Rowe is one of a party of nine Australian athletes Lisa Verstraten has mustered in making the trip for the New Zealand Classic Series. Verstraten is in her third year as manager.
Bay entrepreneur and philanthropist Sir Graeme Avery's Sileni Estates sponsor the Australian athletes who will go on from Hastings to compete in Wanganui's Cook's Gardens Classic on Tuesday, January 17, and Wellington's Capital Classic on Friday, January 20.
Olympic interest will not be confined to Petty - Nick Willis will be on hand. His CV is well known - bronze in the 1500m at the Rio Olympics, silver in Beijing and bronze at the Portland World Indoors in Oregon this year.
While not competing in Hastings, Willis will sign autographs or may even be open to selfies for the digital generation.
Bay elites Eric Speakman and Laura Nagel will race in the men's and women's 5000m races.

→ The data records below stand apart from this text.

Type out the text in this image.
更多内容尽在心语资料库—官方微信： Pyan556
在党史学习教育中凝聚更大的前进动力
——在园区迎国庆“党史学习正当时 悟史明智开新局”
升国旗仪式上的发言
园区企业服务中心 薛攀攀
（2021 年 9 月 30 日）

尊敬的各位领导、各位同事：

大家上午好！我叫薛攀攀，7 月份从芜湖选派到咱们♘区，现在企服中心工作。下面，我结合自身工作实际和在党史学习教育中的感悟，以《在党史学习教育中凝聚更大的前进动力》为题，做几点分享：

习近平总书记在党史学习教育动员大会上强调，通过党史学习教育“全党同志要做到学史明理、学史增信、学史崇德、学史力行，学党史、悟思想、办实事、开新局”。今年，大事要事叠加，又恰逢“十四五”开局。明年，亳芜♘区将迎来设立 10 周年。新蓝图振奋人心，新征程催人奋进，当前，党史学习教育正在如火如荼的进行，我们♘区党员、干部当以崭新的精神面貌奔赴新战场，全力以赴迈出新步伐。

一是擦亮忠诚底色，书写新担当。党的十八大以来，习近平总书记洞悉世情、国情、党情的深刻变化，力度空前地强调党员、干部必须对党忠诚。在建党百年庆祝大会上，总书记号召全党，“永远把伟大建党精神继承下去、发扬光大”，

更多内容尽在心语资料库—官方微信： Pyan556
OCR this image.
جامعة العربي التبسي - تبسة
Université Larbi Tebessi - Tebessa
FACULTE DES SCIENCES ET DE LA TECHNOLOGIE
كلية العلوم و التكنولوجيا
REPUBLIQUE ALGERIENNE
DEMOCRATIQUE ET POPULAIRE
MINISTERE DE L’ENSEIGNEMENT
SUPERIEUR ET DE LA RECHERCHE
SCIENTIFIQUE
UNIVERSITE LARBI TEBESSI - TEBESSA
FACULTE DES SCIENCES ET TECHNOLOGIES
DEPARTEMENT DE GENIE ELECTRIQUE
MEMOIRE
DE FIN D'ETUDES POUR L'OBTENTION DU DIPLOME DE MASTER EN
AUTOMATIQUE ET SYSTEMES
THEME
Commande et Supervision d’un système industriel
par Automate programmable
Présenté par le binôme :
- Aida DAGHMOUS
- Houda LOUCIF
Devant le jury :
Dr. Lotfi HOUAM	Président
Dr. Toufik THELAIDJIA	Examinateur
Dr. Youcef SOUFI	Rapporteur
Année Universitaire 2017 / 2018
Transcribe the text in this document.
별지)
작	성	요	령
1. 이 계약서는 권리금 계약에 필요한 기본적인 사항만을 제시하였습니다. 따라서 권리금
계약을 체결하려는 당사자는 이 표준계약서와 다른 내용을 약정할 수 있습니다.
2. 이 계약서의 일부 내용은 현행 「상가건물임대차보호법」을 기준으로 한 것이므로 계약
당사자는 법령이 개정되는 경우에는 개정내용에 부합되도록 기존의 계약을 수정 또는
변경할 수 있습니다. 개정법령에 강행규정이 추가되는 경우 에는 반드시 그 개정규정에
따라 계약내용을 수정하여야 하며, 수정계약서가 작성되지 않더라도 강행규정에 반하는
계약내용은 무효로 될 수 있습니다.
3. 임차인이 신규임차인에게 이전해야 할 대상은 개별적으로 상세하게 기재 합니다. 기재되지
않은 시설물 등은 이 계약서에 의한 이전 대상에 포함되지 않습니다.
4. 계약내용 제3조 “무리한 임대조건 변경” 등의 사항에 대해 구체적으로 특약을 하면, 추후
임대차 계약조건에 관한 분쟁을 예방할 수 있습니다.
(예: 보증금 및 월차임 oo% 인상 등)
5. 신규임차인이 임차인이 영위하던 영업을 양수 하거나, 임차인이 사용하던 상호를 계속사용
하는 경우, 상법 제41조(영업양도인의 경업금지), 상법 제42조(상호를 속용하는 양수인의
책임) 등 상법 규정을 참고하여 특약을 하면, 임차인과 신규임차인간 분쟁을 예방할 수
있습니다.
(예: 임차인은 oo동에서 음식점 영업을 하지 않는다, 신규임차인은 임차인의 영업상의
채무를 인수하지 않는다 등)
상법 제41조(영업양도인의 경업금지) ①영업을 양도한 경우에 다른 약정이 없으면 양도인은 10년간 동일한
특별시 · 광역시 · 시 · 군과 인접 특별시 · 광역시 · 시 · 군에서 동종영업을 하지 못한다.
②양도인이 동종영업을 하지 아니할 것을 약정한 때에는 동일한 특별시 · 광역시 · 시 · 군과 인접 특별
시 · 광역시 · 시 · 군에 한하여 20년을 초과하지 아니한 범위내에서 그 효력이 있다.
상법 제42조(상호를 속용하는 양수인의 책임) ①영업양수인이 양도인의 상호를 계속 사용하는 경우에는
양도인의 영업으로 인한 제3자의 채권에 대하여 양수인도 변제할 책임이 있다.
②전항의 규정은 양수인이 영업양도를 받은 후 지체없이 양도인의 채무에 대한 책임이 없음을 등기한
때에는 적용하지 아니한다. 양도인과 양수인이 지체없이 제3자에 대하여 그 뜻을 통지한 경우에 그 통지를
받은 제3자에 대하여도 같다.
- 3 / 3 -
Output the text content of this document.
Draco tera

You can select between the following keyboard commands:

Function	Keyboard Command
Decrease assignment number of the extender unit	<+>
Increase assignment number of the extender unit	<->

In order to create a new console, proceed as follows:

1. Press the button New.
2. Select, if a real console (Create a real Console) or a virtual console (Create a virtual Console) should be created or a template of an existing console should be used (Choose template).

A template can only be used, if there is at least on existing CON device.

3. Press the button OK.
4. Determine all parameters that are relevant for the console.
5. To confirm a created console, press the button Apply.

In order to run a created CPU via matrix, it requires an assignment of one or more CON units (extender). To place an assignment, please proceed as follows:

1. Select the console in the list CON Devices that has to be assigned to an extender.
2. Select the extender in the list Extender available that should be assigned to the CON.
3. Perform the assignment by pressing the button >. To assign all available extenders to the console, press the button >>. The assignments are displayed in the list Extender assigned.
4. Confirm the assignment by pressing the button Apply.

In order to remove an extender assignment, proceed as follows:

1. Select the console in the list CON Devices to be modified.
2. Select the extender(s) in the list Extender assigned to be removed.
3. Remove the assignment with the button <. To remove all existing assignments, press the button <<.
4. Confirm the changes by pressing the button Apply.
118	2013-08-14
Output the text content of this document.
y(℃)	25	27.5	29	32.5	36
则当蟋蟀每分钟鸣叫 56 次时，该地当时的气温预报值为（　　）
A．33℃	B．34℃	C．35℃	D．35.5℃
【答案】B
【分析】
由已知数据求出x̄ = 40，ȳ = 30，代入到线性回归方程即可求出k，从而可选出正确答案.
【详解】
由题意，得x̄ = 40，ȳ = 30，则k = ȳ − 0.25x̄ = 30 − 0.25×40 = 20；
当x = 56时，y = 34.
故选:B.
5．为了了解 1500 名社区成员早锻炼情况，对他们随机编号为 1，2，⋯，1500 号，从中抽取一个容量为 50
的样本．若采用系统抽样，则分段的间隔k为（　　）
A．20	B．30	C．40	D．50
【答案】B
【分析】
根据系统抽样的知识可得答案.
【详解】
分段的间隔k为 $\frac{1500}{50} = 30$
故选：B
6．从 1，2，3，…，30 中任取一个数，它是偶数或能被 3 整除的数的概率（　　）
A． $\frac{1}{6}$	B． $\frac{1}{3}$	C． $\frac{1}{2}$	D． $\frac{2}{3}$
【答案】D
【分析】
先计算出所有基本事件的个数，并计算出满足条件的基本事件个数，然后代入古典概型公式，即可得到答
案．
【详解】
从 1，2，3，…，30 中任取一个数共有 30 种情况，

Recently back from his athletics scholarship to Stoneybrook University, Speakman will be out to break Olympic marathon runner Rex Wilson's Hawke's Bay record of 13:43.10 set in 1982.
Nagel, who recently returned from Providence University in the US, is the NZ women's 10,000 road race and NZ women's crosscountry titleholder.
The 5000m events at the Potts classic are selection races for the New Zealand team to the World Crosscountry Championship.
Classic race director Richard Potts says Nagel has the possibility of going to the world champs if she performs well here.
When the sprinters come out to strut their stuff there will be a match up of at least two of New Zealand's young female stars - Georgia Hulls, of Hastings, and Zoe Hobbs.
Hulls, the reigning Hawke's Bay secondary schools' female athlete of the year and Australian U18 100m and 200m titleholder, ran the 100m and 200m at the World Juniors this year.
She reached the semifinal of the 200m. She holds an 11.78 PB for the 100 and 23.78 for the 200.
Hobbs holds a startling 11.53 time as a schoolgirl, fourth best of all time among NZ senior women. Hobbs was Hulls' conqueror over 100m at last year's NZ secondary school champs in Timaru.
Potts may have more announcements to come for what promises to be a humdinger of a meeting.